Emilys Vater fordert vom Land Nordrhein‑Westfalen 125.000 Euro. Seit der Entscheidung des BGH in der Sache sei ihm erst richtig bewusst geworden, was passiert sei, sagte er. Er sei seit einem Jahr arbeitsunfähig und leide an schweren Depressionen sowie einer posttraumatischen Belastungsstörung.
Auf die Frage der Vorsitzenden Richterin Beate Hoffmann, wie es ihm gehe, antwortete er: "Sehr schlecht." Er hätte längst eine Reha beginnen sollen, doch der Prozess sei mehrfach verschoben worden. Zwei Arbeitgeber hätten ihm bereits gekündigt, berichtet er. Er fühle sich nicht mehr in der Lage, als Kraftfahrer zu arbeiten.
Ansprüche verjährt?
Emily war im Juni 2019 in London gestorben. Zwei Lehrerinnen wurden später wegen fahrlässiger Tötung verurteilt. Sie hatten vor der Reise nicht schriftlich nach Vorerkrankungen der Kinder gefragt. Hätten sie von Emilys Diabetes gewusst, hätten sie die akute Überzuckerung früher erkannt und einen Notarzt rufen können.
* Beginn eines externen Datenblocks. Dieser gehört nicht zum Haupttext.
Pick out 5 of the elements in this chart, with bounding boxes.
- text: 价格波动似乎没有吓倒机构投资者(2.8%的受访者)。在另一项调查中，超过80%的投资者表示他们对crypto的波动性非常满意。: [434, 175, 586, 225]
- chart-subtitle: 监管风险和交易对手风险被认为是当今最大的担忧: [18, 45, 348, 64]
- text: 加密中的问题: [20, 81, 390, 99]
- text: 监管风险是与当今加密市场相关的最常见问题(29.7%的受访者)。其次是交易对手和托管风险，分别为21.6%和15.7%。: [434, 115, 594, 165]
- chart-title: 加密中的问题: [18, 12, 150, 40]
Im Zivilprozess argumentierte das Land, die Ansprüche seien verjährt. Zudem stellte es die Nähe des Vaters zu seiner Tochter in Frage, da Emily nach der Trennung der Eltern bei der Mutter lebte. Die Richter sahen dies jedoch anders: Die rechtliche Lage sei lange unklar gewesen, und an der engen Beziehung des Vaters zur Tochter bestünden keine Zweifel.
Vergleichsvorschlag 25.000 Euro
Das Gericht schlug einen Vergleich über 25.000 Euro vor. "Mehr können wir, ehrlich gesagt, nicht gut begründen", sagte Richterin Hoffmann. Die Schmerzensgeldsummen seien in Deutschland niedrig. Ein Vergleich könne zudem helfen, die Sache emotional abzuschließen.
Während das Land dem Vorschlag gegenüber offen erschien, lehnte der Vater ihn ab. "Die Leiden rechtfertigen ein deutlich höheres Schmerzensgeld", sagte sein Anwalt Manuel Reiger und brachte die Hälfte der geforderten Summe als Option ins Spiel.
Geld soll in Stiftung fließen
Der Vater betonte, er wolle das Geld nicht für sich, sondern für eine Stiftung verwenden, die er für diabeteskranke Kinder gegründet habe – als Denkmal für Emily.
Nun soll ein psychiatrisches Gutachten klären, wie stark der Vater unter dem Tod seiner Tochter leidet. Ein Psychiater wurde beauftragt.
Nach der Verhandlung zeigte sich der Vater kämpferisch. 25.000 Euro seien "völlig indiskutabel". Zudem sei es "sehr erniedrigend" gewesen, wie die Gegenseite argumentiert habe. "Wir machen auf jeden Fall weiter. Gerechtigkeit für meine Emily."